Она посмотрела на Симону так, как будто ждала, чтобы та приняла решение. В тусклом свете лицо ее было бледным, и глаза казались черными впадинами, и Симона вдруг вспомнила, как Соня в точности так же смотрела, вглядывалась в тьму колодца, и потом сказала, что если кто-то упадет вниз, то никогда уже не выберется оттуда. Лежит ли Соня там внизу, в темноте?
— Раз уж мы здесь, то нам нужно заглянуть внутрь. Чтобы полностью убедиться.
— Пусть так. Иначе ты никогда не сможешь избавиться от воспоминаний и предположений, да и я тоже. Дай я сама. Ты лучше посвети мне.
Она уже пересекла комнату и навела свой фонарь прямо на колодец. Помедлив мгновение, Симона последовала за ней и направила свет вниз.
— Хорошо, — сказала мама, наклонившись, чтобы сдвинуть крышку. — Господи, Сим, теперь-то я понимаю, что мне в прошлом году исполнилось сорок; эта штука дьявольски тяжелая.
Симона опять вспомнила Соню, пробирающуюся через комнату своей хромающей походкой, царапающую края крышки и говорящую нетерпеливо, что они должны тянуть крышку на себя… И то, как она сказала, что людей нужно наказывать, и дети Мортмэйна так и делали…
Крышка сдвинулась довольно легко, хотя опять раздался скрежет ржавого железа, который эхом отозвался в съежившейся в углу печи. Симона боязливо оглянулась на нее, а затем повернулась обратно в сторону колодца.
— Дай мне большой фонарь, Сим, спасибо. Колодцы становятся ужасно противными, когда их забрасывают на долгие, долгие годы, но этот был во внутреннем дворе, и повар посылал кухарок за водой, чтобы помыть посуду — Она светила фонарем прямо в глубину, и сердце Симоны задрожало от страха. Что там? Есть там тело Сони или нет?
Мел сказала:
— Сим, дорогая, там абсолютно ничего нет, не считая небольших луж и мусора. — Она протянула руку — Подойди, посмотри сама.
Через мгновение Симона подошла и заглянула за черный край в пустую тьму.
Так.

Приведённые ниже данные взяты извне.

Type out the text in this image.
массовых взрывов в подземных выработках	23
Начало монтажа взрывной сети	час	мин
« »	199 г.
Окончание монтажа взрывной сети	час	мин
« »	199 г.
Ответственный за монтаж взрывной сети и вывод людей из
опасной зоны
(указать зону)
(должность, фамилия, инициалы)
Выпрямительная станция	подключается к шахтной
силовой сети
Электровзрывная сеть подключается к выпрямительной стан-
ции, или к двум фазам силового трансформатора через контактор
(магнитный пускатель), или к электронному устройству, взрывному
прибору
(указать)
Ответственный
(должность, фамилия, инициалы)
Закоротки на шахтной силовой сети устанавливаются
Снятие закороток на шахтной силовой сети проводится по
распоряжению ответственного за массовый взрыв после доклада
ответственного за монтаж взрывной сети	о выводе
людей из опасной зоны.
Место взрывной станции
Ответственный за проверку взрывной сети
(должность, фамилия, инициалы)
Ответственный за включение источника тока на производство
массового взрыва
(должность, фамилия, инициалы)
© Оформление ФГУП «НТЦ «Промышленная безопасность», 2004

Так, хотя Соня была в действительности — она была кровной сестрой Симоны, той Соней, чей голос звучал в ее голове все эти годы, и той Соней, что вела Симону сквозь призрачный мрак Мортмэйна, — той Сони не могло быть в реальности.
Соня была призраком, эхом в голове Симоны, эхом близнеца, и если нужно доказательство жизни после смерти, то Симона обрела это доказательство. Соня умерла много лет назад — мама ясно сказала об этом, — но весьма загадочным способом она нашла ее, свою кровную сестру, с которой была соединена при рождении. Она была так рассержена и возмущена, что должна умереть еще совсем маленькой, что не исчезла полностью, а зацепилась за ее жизнь и продолжала жить в Симоне. Так считает мама, может быть, так оно и есть? Это объясняет многое, но кое-что остается непонятным. Не понятна ее связь и с Мортмэйном, и все это «я знаю, что есть и что было». Не понятно также, почему Соня жила в Мортмэйне все эти годы.
Они достали пленку, чтобы проявить ее назавтра, и, когда фотографии были готовы, мама сказала, что они в самом деле очень хороши. Мама посоветовала Симоне вставить их в специальный альбом и сохранить негативы; когда-нибудь она порадуется, что сделала так.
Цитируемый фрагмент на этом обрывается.